Roy Zaspels Terminkalender ist jetzt schon gut gefüllt: Selbstständigkeit, Handballspielen beim SV Leisnig 90 und jeden zweiten Montag ist bei der Freiwilligen Feuerwehr Übungstag. Seit nunmehr 20 Jahren ist er in der Leisniger Wehr aktiv. Dort ist er mittlerweile als Schatzmeister tätig. Durch diesen Posten hat er Kontakt zur Stadtverwaltung, wenn es um die Planung von Festen geht. Aufgrund dieser Verbindung ist er zu seiner Kandidatur gekommen. „Ich wurde Mitte vergangenen Jahres von verschiedenen Leuten angesprochen, ob ich mir ein Engagement im Stadtrat vorstellen könnte“, erzählt Roy Zaspel. Er hat darüber nachgedacht und ist dabei zu dem Entschluss gekommen: „Ja, ich möchte mich aufstellen lassen, um meine Ideen und Ziele einbringen zu können.“

Ausgaben infrage stellen

Er ist sich dessen bewusst, dass die Arbeit als Stadtrat viel Zeit in Anspruch nehmen wird. „Ich will aber nicht nur meckern, sondern die Probleme auch anpacken und lösen“, sagt Roy Zaspel. Gern möchte er sich, nicht zuletzt aufgrund seines Berufes, im Verwaltungsausschuss einbringen – mit dem Ziel, einen ausgeglichenen Haushalt zu erreichen. Deshalb wolle er auch kommunale Ausgaben infrage stellen: „Bei manchen Investitionen frage nicht nur ich mich, ob das Geld nicht an anderer Stelle besser aufgehoben gewesen wäre“, sagt er. Als Beispiel führt er den Apfelbrunnen auf dem Marktplatz an: „Er wurde für weit über 100 000 Euro gebaut, war kurz danach erst einmal kaputt.
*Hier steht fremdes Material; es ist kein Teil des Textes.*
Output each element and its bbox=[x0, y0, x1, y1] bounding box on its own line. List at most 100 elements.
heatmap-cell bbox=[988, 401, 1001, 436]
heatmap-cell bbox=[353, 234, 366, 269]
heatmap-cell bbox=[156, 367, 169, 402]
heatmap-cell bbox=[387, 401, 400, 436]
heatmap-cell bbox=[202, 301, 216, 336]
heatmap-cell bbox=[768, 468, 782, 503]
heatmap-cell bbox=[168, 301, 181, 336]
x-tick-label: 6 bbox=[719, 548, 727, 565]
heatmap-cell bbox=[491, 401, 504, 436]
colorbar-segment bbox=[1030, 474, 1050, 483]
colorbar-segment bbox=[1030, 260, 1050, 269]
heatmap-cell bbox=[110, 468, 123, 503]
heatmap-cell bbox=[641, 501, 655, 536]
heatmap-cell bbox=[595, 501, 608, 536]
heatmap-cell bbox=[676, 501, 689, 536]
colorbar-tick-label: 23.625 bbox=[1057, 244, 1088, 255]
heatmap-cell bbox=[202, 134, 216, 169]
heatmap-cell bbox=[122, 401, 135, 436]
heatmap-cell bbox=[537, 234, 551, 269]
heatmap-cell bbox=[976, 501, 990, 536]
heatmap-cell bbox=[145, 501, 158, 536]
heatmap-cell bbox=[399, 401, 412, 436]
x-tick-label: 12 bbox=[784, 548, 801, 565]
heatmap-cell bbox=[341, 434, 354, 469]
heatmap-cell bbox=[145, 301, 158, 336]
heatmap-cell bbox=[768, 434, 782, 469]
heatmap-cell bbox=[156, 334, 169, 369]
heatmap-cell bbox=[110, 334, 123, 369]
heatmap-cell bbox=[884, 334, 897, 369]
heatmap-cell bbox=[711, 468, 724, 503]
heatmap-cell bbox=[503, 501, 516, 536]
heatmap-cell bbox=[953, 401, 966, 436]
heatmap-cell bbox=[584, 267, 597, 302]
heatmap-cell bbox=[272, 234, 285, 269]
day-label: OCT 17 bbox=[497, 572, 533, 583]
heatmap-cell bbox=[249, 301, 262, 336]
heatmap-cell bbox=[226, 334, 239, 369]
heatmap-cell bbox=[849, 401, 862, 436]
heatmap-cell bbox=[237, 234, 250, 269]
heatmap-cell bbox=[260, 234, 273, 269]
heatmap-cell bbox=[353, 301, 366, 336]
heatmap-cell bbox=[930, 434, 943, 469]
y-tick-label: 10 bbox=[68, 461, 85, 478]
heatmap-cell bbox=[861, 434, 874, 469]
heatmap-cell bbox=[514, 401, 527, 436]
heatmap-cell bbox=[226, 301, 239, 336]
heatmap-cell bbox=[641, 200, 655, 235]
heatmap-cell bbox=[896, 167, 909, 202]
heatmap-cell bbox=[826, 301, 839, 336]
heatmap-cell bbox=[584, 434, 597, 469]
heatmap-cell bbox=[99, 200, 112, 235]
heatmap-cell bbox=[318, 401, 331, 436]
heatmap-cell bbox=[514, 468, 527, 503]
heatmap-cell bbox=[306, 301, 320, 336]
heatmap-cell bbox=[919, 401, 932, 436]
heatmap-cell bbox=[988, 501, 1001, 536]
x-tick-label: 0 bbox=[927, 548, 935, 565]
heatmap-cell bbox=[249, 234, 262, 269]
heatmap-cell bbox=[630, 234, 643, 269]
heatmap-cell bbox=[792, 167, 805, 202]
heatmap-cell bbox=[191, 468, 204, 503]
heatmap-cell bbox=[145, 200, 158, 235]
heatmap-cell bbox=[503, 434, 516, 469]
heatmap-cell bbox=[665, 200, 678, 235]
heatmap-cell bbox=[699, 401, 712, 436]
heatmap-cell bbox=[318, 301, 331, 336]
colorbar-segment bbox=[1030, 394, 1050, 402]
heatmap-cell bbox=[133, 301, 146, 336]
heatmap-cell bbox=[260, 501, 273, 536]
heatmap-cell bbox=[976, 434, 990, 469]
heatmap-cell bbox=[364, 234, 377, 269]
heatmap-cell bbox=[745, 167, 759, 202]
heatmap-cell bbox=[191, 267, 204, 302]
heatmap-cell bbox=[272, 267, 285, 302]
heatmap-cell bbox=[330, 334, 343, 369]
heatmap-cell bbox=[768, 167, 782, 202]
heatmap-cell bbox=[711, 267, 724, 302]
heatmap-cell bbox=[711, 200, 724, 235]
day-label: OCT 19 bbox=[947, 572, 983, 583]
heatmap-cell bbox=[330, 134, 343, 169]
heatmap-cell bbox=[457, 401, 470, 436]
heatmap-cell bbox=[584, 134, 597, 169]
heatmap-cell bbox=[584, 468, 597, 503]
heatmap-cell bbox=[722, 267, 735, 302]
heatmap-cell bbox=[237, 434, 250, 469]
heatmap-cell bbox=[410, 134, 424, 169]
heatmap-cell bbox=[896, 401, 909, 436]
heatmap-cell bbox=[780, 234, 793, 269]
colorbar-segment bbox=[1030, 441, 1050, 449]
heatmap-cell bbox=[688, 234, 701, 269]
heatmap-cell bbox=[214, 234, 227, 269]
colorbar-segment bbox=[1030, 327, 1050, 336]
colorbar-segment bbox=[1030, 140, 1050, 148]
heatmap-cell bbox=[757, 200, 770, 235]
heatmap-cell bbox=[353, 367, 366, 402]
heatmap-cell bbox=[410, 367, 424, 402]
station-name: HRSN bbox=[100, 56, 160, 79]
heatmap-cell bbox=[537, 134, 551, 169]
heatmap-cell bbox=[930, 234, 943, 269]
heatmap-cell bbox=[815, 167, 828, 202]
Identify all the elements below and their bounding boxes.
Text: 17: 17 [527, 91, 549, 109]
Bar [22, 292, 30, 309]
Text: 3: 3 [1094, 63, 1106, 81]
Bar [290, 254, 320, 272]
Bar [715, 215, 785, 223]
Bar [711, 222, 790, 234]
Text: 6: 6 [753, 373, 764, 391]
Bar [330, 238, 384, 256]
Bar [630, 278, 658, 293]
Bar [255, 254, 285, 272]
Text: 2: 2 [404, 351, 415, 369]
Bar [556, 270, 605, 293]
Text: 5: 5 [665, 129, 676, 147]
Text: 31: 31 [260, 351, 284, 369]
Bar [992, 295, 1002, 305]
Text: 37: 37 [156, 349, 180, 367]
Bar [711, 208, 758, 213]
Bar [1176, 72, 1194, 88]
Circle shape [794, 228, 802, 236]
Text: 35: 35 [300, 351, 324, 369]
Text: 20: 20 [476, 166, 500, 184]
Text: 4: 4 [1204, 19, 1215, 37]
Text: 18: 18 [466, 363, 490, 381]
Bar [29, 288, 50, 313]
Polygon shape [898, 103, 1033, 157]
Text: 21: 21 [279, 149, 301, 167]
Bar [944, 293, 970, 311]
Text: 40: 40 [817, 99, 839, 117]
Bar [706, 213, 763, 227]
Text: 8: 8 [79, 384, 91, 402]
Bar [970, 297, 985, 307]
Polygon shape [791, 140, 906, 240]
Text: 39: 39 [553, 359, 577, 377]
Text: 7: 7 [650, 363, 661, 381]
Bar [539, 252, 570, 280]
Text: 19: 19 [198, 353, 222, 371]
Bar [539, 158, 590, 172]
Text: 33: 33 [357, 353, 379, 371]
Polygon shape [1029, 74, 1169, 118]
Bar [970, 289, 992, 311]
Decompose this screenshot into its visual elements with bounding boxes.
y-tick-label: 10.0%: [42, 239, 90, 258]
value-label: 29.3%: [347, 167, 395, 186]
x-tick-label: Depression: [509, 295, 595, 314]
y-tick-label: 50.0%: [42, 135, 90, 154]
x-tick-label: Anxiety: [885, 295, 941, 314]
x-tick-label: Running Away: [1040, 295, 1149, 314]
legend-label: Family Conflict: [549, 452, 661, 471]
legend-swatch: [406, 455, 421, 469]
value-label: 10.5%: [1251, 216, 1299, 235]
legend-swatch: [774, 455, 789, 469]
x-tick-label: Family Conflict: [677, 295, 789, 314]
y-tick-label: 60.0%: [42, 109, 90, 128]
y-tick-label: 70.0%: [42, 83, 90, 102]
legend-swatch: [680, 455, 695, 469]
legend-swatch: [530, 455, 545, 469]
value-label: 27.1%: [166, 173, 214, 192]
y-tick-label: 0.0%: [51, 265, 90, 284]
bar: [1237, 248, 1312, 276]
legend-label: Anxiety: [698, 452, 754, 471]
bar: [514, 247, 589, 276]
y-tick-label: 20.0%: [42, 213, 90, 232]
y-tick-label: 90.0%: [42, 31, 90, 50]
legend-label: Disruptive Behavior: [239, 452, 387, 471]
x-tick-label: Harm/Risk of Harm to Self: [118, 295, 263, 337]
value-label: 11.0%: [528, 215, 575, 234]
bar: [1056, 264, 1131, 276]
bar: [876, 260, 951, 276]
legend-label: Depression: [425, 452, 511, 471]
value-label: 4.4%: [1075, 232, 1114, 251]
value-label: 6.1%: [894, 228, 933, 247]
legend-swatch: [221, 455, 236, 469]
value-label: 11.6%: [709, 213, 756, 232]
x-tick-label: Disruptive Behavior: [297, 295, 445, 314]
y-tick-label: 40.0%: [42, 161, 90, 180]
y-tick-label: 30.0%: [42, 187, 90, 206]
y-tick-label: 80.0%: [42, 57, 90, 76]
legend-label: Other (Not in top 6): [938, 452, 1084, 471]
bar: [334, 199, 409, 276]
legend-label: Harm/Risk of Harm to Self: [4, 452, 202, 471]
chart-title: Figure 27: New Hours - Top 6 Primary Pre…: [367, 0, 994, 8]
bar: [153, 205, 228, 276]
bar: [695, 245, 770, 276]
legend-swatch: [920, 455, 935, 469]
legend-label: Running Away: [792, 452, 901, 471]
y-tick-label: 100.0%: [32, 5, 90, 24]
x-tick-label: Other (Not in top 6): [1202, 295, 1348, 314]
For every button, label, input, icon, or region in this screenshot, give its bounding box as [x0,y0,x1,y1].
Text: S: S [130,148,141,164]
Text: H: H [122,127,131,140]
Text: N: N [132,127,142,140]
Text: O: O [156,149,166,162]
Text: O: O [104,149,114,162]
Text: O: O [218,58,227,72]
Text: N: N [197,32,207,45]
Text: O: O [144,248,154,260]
Und wer zahlt die anfallenden Wasserkosten?“

Auch bei der Feuerwehrausrüstung sei ihm aufgefallen, dass am falschen Ende gespart wurde: „Manche Dinge waren vielleicht ein, zwei Euro günstiger, halten dafür aber auch nicht so lange wie etwas preisintensivere Materialien.“

Er hofft, dass er auch als parteiloser Kandidat Rückendeckung von den etablierten Räten bekommt. Dennoch wolle er „frischen Wind“ in den Rat bringen. „Es ist bestimmt hilfreich, wenn jemand mit neuen Ideen und einem anderen Blickwinkel auf die kommunalen Angelegenheiten im Stadtrat sitzt“, sagt Roy Zaspel. Er möchte dann nicht nur einen kritischen Blick auf die Finanzlage und die Belange der Feuerwehr haben, sondern auch die Jugendarbeit vorantreiben.